Ein Linux-Kernel im Windows-Lieferumfang und ein Microsoft-Browser auf Basis einer Open Source-Engine. Was vor nicht allzu langer Zeit noch als klassisches "Hölle friert zu"-Szenario galt, ist nun Realität. Der Edge-Browser läuft künftig auf Chromium und erscheint für alle relevanten Plattformen. Auch für Apples macOS gibt es bereits eine frühe Beta-Ausgabe.

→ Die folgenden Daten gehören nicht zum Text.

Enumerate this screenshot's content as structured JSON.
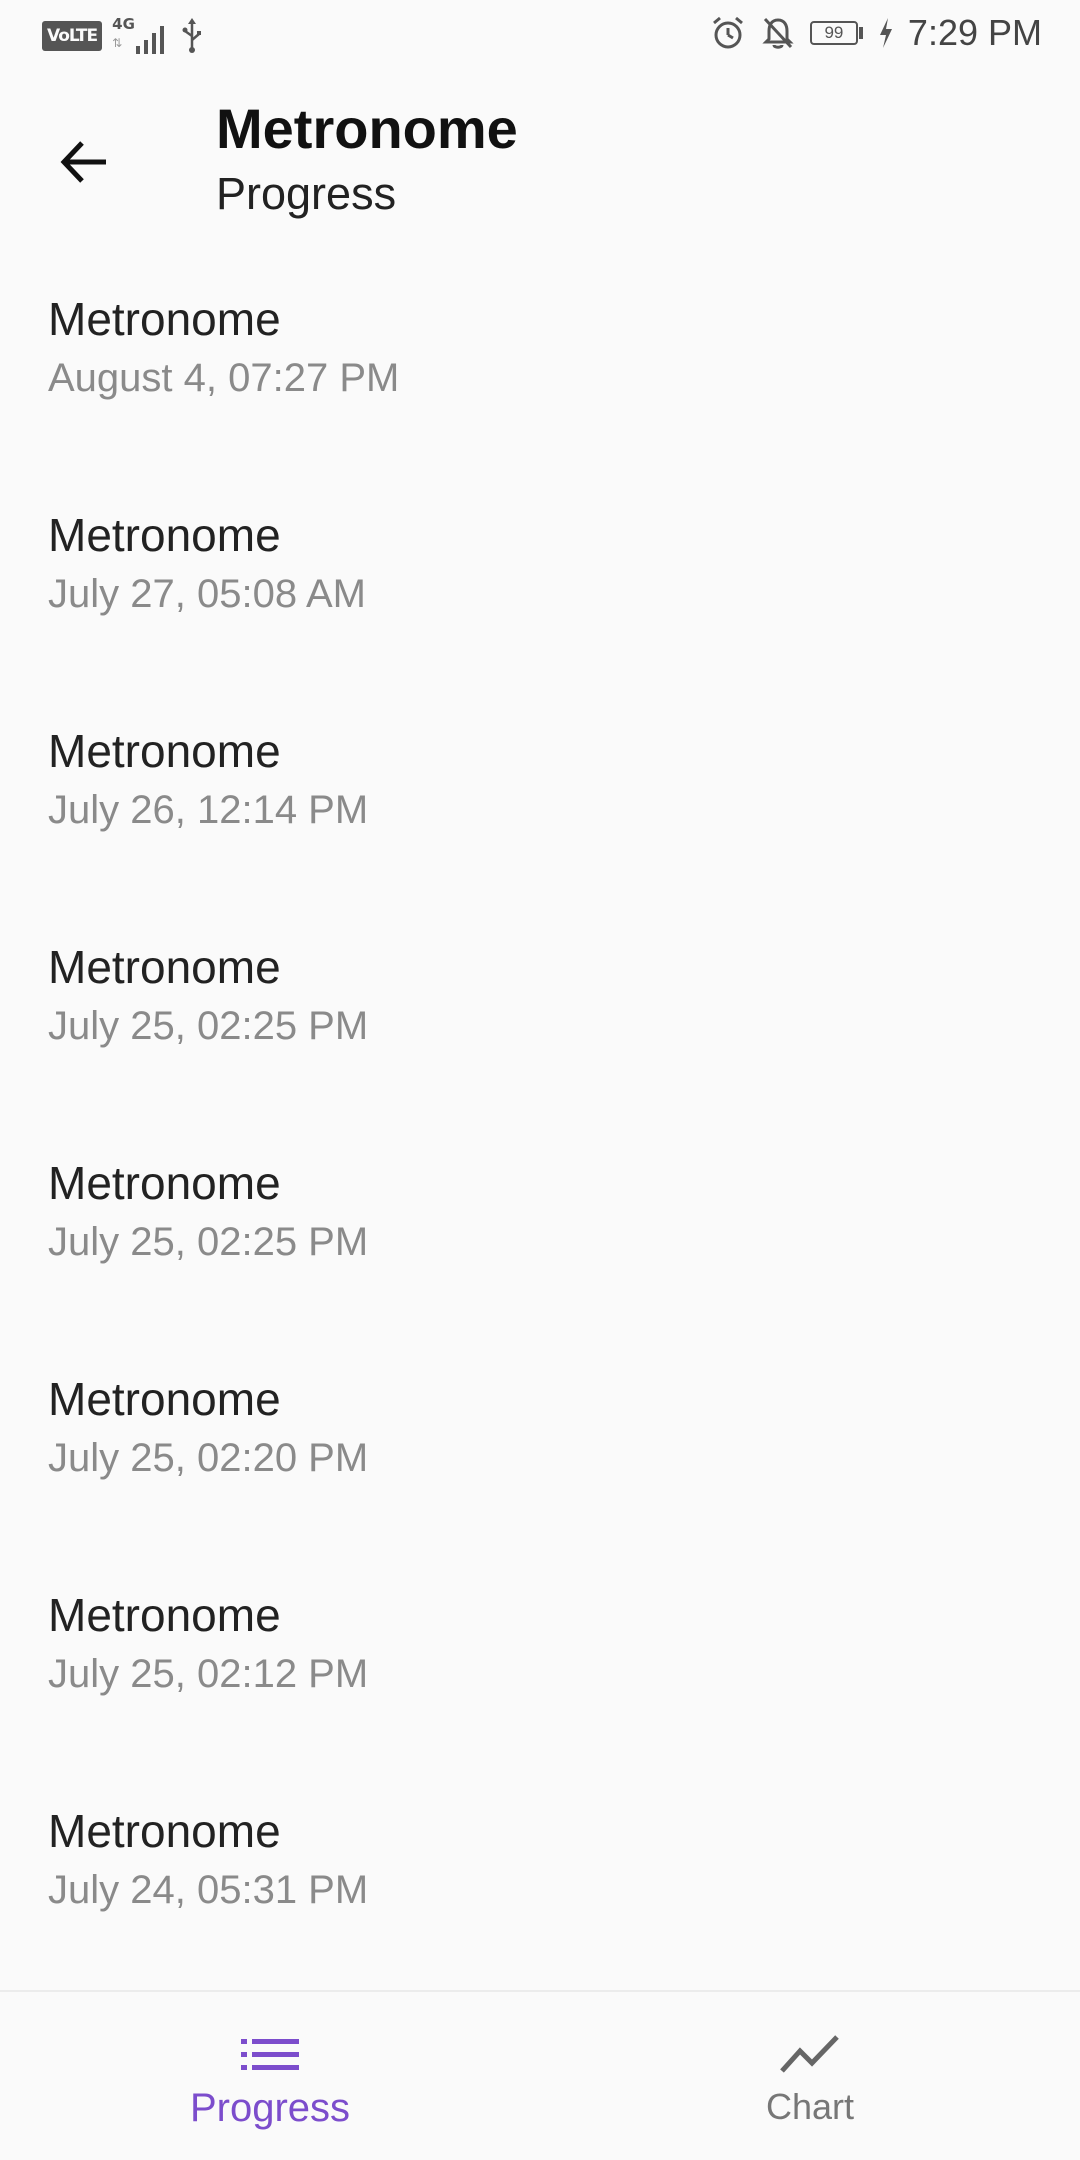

Dieser Schritt hat natürlich tiefgreifendere Konsequenzen. Denn Microsoft will selbst auch zur Weiterentwicklung von Chromium beitragen. Dafür wagte man nicht nur einen weiteren Neuanfang für den eigenen Browser, sondern arbeitet man mit Google zusammen, das nicht nur in diesem Bereich ein Konkurrent der Redmonder ist. Eine monumentale Entscheidung, die nun von The Verge aufgearbeitet wurde.

Sinneswandel nach Erfolglosigkeit

Microsoft hatte erkannt, dass eine Änderung für Edge notwendig war. Denn das einstige Prinzip, eigene Software über die Mitauslieferung in Windows populär zu machen, funktionierte nicht mehr. Obwohl Edge Bestandteil von Windows 10 ist, konnte man auch nach mehreren Jahren kaum relevante Marktanteile gewinnen, während Googles Chrome sich weiter als Platzhirsch einzementierte. Eine Situation, die CEO Satya Nadella zunehmend frustrierte.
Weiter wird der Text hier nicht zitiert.